Mai 25 2016

Livre papier et numérique : les consignes de l’Europe sur le géoblocking

Article d’Actualitté, publié suite aux annonces de la Commission européenne relatives au géoblocage, mentionnant mon amendement voté par le Sénat :

Après l’annonce de la Commission européenne, la Fédération européenne des éditeurs a rapidement réagi aux six initiatives visant à renforcer le marché unique. Parmi ces approches, la fin pure et simple du géoblocking que la CE souhaite mettre en place.

Pour la FEE, l’exemption pour le livre numérique est une bonne nouvelle : elle assure un délai pour qu’éditeurs et libraires puissent en mesurer les impacts. La commission a en effet décidé d’exempter les œuvres protégées par le droit d’auteur, comme les livres et la musique, de l’obligation d’offrir les mêmes conditions de vente à des consommateurs d’États de l’UE. Elle examinera plus tard une possible exception permettant d’ajouter ce domaine, comme ActuaLitté le soulignait dans un précédent article.

La fin du geoblocking répond à des impératifs économiques réels, et une liberté de circulation des biens garantie par l’Union. À moins que cette restriction ne soit « objectivement justifiée », pour des motifs liés à la TVA ou « certaines dispositions légales d’intérêt public », la pratique devra cesser.

« Trop souvent, les gens se voient privés d’un accès aux meilleures offres, de lors de l’achat en ligne, ou décident de ne pas faire d’achats transfrontaliers, parce que les prix de livraisons sont trop élevés, ou qu’ils s’inquiètent de savoir comment faire valoir leurs droits en cas de problème », note Andrus Ansip, vice-président de l’UE en charge du marché numérique.

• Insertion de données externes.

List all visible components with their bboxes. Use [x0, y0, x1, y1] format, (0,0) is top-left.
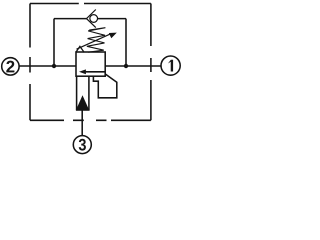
- pilot poppet triangle: [76, 95, 89, 109]
- flow arrow head: [79, 69, 86, 74]
- port 1 circle: [161, 56, 180, 75]
- port 1 label: [168, 60, 173, 72]
- envelope bottom border: [30, 119, 151, 121]
- check valve ball: [90, 15, 98, 23]
- main relief element body: [76, 52, 105, 76]
- port 2 circle: [2, 58, 19, 75]
- adjustable spring: [87, 28, 106, 53]
- node junction dot right: [124, 64, 128, 68]
- port 2 label: [6, 61, 14, 73]
- port 3 channel bottom: [76, 109, 90, 111]
- drain hook path: [93, 74, 116, 98]
- adjustment arrow line: [77, 34, 112, 50]
- adjustment arrow head: [109, 33, 117, 39]
- node junction dot left: [52, 64, 56, 68]
- wire port 1 line: [105, 65, 161, 67]
- pilot seat vee: [76, 46, 84, 52]
- port 3 circle: [73, 136, 91, 154]
- check valve seat: [87, 10, 96, 28]
- envelope top border: [30, 3, 151, 5]
- flow arrow line: [85, 71, 106, 73]
- envelope left border: [29, 4, 31, 121]
- wire port 2 line: [19, 65, 76, 67]
- wire check valve top line: [54, 18, 126, 20]
- wire check right riser: [125, 19, 127, 66]
- wire port 3 line: [81, 110, 83, 135]
- port 3 channel left wall: [76, 76, 78, 110]
- wire pilot left riser: [53, 19, 55, 66]
- port 3 label: [79, 139, 86, 151]
- port 3 channel right wall: [88, 76, 90, 110]
- envelope right border: [150, 4, 152, 121]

Dans son communiqué, la FEE souligne que le règlement « s’adresse uniquement aux pratiques qui ne sont pas basées sur des droits d’auteur ou des accords de licences. Ceux-ci seront l’objet d’initiatives séparées sous la stratégie du marché intérieur numérique. » De la sorte, l’industrie du livre n’est concernée qu’à travers les livres imprimés. Le délai que le Collège des Commissaires européens a proposé « permettra aux éditeurs et aux libraires de fournir des preuves de l’impact d’une telle législation sur le secteur et notamment sur le PMEs ».

Pierre Dutilleul, président de la FEE rappelle que « le marché du livre numérique est en devenir dans de nombreux États européens et les investissements consentis par tous les acteurs pour servir la plus vaste audience possible, sont considérables ». Et d’ajouter : « Cependant, au vu de la taille encore limitée de ce marché et pour respecter des législations nationales qui garantissent et promeuvent la diversité culturelle, inclure les livres numériques dans le règlement sans avoir pris la mesure de l’impact, aurait un effet défavorable sur le marché lui-même. Avec cette clause de révision, la FEE et ses membres vont travailler avec les services de la Commission pour trouver le juste équilibre respectant l’écosystème du livre. »

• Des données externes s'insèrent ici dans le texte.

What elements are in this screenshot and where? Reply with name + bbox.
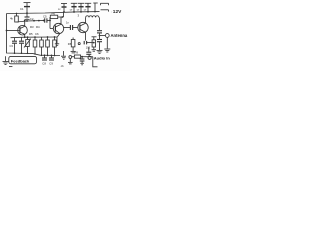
svg-text:C6: C6 [35,32,39,36]
trimmer capacitor C6c tank [85,3,91,12]
node mid-rail tap b [38,20,40,22]
battery 12V connector [93,3,112,14]
svg-text:Audio In: Audio In [94,55,111,60]
svg-text:Antenna: Antenna [111,33,128,38]
resistor R1 [10,13,18,22]
capacitor C5 coupling [43,14,50,22]
node e-bus x35 [34,36,36,38]
ground mid [61,51,66,59]
capacitor C9 antenna coupling [97,31,102,40]
svg-text:cv: cv [77,8,80,11]
node mid-rail tap c [43,20,45,22]
svg-text:R3: R3 [30,25,34,29]
capacitor C13 audio input [86,47,91,56]
annotation box Feedback [9,56,37,63]
svg-text:12V: 12V [113,9,122,15]
svg-text:C5: C5 [43,14,47,18]
resistor R12 [68,38,76,53]
resistor R10 [53,37,57,56]
trimmer capacitor C6b tank [78,3,84,12]
node mid-rail C2 [26,20,28,22]
svg-text:C1: C1 [20,7,24,11]
svg-text:R9: R9 [75,51,79,55]
svg-text:1n: 1n [66,21,69,25]
svg-text:C8: C8 [42,61,46,65]
trimmer capacitor C6d tank [58,4,67,13]
wire antenna tap [100,35,106,37]
resistor R8 [40,37,44,55]
node e-bus Q1 [24,36,26,38]
transistor Q3 [78,17,88,40]
capacitor C14 bottom [80,57,85,65]
capacitor C11 emitter [84,41,95,50]
node mid-rail Q1 collector [24,20,26,22]
wire Q2 emitter drop [56,37,58,43]
wire emitter bus y37 [11,36,58,39]
ground C10 [97,50,103,53]
node e-bus x27.5 [27,36,29,38]
svg-text:R6: R6 [52,12,56,16]
svg-text:R5: R5 [29,32,33,36]
node gnd rail C8 [44,54,46,56]
svg-text:R4: R4 [36,25,40,29]
svg-text:cv: cv [84,8,87,11]
terminal audio in [88,56,91,59]
svg-text:C3: C3 [10,44,14,48]
wire bottom right corner [93,57,98,67]
node e-bus x47.5 [47,36,49,38]
svg-text:Feedback: Feedback [11,58,30,63]
capacitor C7 interstage [64,21,78,31]
node e-bus x54.5 [54,36,56,38]
capacitor C10 [97,40,102,51]
resistor R11 feedback [49,12,63,29]
svg-text:C2: C2 [30,17,34,21]
transistor Q2 [53,17,63,37]
node mid-rail tap a [33,20,35,22]
ground left wire [3,56,9,64]
capacitor C4 [19,37,24,53]
terminal bottom left small [69,56,72,59]
node ground rail taps [14,52,16,54]
wire antenna shield drop [106,37,108,48]
capacitor C12 [49,55,54,65]
wire top supply rail [7,12,100,14]
node small o [78,43,80,45]
svg-text:100: 100 [86,46,91,50]
node rail R1 [16,13,18,15]
svg-text:3: 3 [78,14,80,18]
capacitor C3 [10,38,18,53]
resistor R2 [33,37,37,54]
capacitor C2 [25,13,34,21]
ground antenna shield [104,49,110,52]
node rail battery [94,11,96,13]
transistor Q1 [6,21,28,37]
svg-text:cb: cb [61,64,64,68]
resistor R13 bottom [72,51,93,59]
svg-text:cv: cv [58,8,61,11]
ground under terminal [68,58,73,64]
svg-text:4k: 4k [10,17,14,21]
wire mid rail [17,20,45,22]
wire left vertical bus [7,14,61,56]
svg-text:C9: C9 [49,61,53,65]
tick below feedback box [9,66,12,68]
trimmer resistor RV1 [24,37,31,53]
resistor R9 [46,37,50,55]
node gnd rail C12 [51,55,53,57]
trimmer capacitor C6a tank [71,3,77,13]
capacitor C8 [42,55,47,65]
trimmer capacitor C1 top-left [20,3,31,15]
svg-text:cv: cv [70,8,73,11]
terminal antenna [105,34,109,38]
inductor L1 [86,16,100,31]
resistor R7 [92,37,97,51]
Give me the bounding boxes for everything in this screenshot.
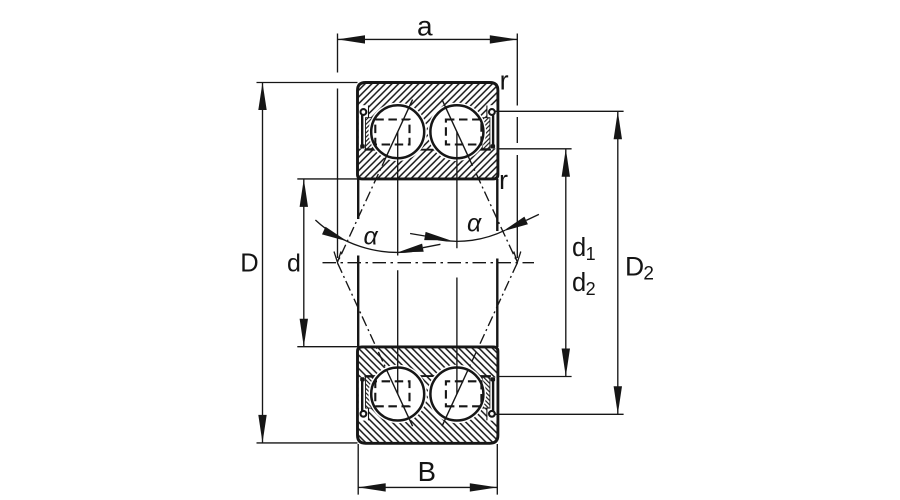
svg-text:B: B [418, 456, 436, 487]
svg-text:d: d [287, 250, 301, 278]
svg-text:2: 2 [643, 264, 654, 285]
svg-text:D: D [240, 249, 258, 277]
svg-text:α: α [364, 223, 379, 251]
svg-text:1: 1 [586, 244, 596, 264]
svg-text:2: 2 [586, 279, 596, 299]
svg-text:d: d [572, 234, 586, 262]
svg-text:d: d [572, 269, 586, 297]
svg-text:r: r [499, 165, 508, 195]
svg-text:α: α [467, 210, 482, 238]
svg-text:a: a [417, 11, 433, 42]
svg-text:D: D [625, 251, 644, 281]
svg-text:r: r [500, 66, 509, 96]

La francophonie et le géoblocage, on verra plus tard ?

La proposition de Règlement sur le géoblocage et les formes de discrimination reposant sur le lieu de résidence des consommateurs épargne donc le livre numérique. Et c’est presque regrettable : rappelons en effet l’exemple de ce sénateur qui faisait part des déconvenues.

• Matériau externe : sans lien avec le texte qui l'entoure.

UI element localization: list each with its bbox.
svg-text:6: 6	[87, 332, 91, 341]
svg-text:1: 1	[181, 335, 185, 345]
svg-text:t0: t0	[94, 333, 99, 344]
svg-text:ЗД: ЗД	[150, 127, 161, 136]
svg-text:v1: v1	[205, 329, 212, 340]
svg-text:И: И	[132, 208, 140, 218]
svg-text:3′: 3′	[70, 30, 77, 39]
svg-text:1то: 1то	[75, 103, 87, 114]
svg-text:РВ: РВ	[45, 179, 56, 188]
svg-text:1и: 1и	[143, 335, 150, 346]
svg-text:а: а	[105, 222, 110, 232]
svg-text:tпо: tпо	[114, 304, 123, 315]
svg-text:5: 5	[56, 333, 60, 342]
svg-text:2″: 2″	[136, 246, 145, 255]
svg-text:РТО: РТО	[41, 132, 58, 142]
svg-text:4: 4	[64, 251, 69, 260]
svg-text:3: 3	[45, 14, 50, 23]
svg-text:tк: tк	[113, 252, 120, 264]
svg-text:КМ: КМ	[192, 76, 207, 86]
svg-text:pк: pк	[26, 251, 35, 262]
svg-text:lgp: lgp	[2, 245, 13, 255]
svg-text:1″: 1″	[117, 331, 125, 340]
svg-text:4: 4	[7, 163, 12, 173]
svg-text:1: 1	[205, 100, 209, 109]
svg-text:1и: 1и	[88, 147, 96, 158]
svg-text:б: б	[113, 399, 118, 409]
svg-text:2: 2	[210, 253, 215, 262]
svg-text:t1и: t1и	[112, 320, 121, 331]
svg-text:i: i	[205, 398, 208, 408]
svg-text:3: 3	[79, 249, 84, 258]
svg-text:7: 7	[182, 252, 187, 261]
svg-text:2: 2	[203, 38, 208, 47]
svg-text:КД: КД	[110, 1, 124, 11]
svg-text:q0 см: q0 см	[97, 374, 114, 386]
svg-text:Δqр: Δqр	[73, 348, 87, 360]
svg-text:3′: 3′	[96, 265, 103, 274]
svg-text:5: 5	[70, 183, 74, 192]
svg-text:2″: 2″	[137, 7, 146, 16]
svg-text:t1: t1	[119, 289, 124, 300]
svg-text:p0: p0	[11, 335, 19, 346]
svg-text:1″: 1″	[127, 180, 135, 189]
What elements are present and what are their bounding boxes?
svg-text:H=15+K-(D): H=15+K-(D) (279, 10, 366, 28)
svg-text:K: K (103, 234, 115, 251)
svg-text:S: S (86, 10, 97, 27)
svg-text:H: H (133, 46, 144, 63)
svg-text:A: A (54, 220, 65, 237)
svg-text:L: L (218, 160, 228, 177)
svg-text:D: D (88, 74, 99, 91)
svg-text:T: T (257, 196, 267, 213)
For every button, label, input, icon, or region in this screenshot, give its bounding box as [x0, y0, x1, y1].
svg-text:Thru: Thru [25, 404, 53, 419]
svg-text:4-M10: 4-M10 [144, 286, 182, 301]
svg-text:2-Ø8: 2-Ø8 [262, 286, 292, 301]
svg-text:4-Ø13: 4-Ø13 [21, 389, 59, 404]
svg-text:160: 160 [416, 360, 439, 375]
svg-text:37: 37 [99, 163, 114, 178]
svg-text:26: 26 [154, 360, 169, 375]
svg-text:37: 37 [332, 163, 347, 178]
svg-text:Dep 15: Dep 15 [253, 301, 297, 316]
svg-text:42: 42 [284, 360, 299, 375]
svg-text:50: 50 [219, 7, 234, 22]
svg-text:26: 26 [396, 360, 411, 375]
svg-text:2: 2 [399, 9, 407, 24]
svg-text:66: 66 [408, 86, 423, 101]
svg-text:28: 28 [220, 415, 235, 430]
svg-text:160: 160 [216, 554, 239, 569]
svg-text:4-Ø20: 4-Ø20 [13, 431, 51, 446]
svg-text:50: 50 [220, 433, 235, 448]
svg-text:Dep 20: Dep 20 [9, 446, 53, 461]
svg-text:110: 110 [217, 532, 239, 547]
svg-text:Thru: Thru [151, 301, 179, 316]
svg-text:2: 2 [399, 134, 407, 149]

« Puis-je vous faire part de ma propre expérience ? Comme je ne pouvais rien acheter à l’étranger avec ma carte bancaire française, j’ai appris à pirater… Eh oui ! Est-ce ainsi que l’on défendra la francophonie ? »

Il intervenait alors qu’en séance, la sénatrice Joëlle Garriaud-Maylam tentait de défendre un accès facilité aux achats de livres numériques. Par un amendement dans le projet de loi Création, elle proposait une modification de la loi sur le prix unique du livre numérique. « Les professionnels commercialisant des livres numériques ne peuvent ni exiger de leurs acheteurs qu’ils règlent avec une carte bancaire française, ni limiter la possibilité d’achat aux clients dont l’adresse IP est située en France », insistait la sénatrice.

L’amendement, contre l’avis du gouvernement, avait été adopté…

De son côté, la ministre de la Culture, Audrey Azoulay, s’est félicitée que le règlement européen « n’affecte pas la territorialité du droit d’auteur. Elle veillera à ce que les différentes réformes engagées au niveau européen pour adapter les pratiques commerciales à l’ère numérique préservent les mesures de soutien et de promotion de la diversité culturelle, notamment les législations nationales comme celle sur le prix unique du livre ».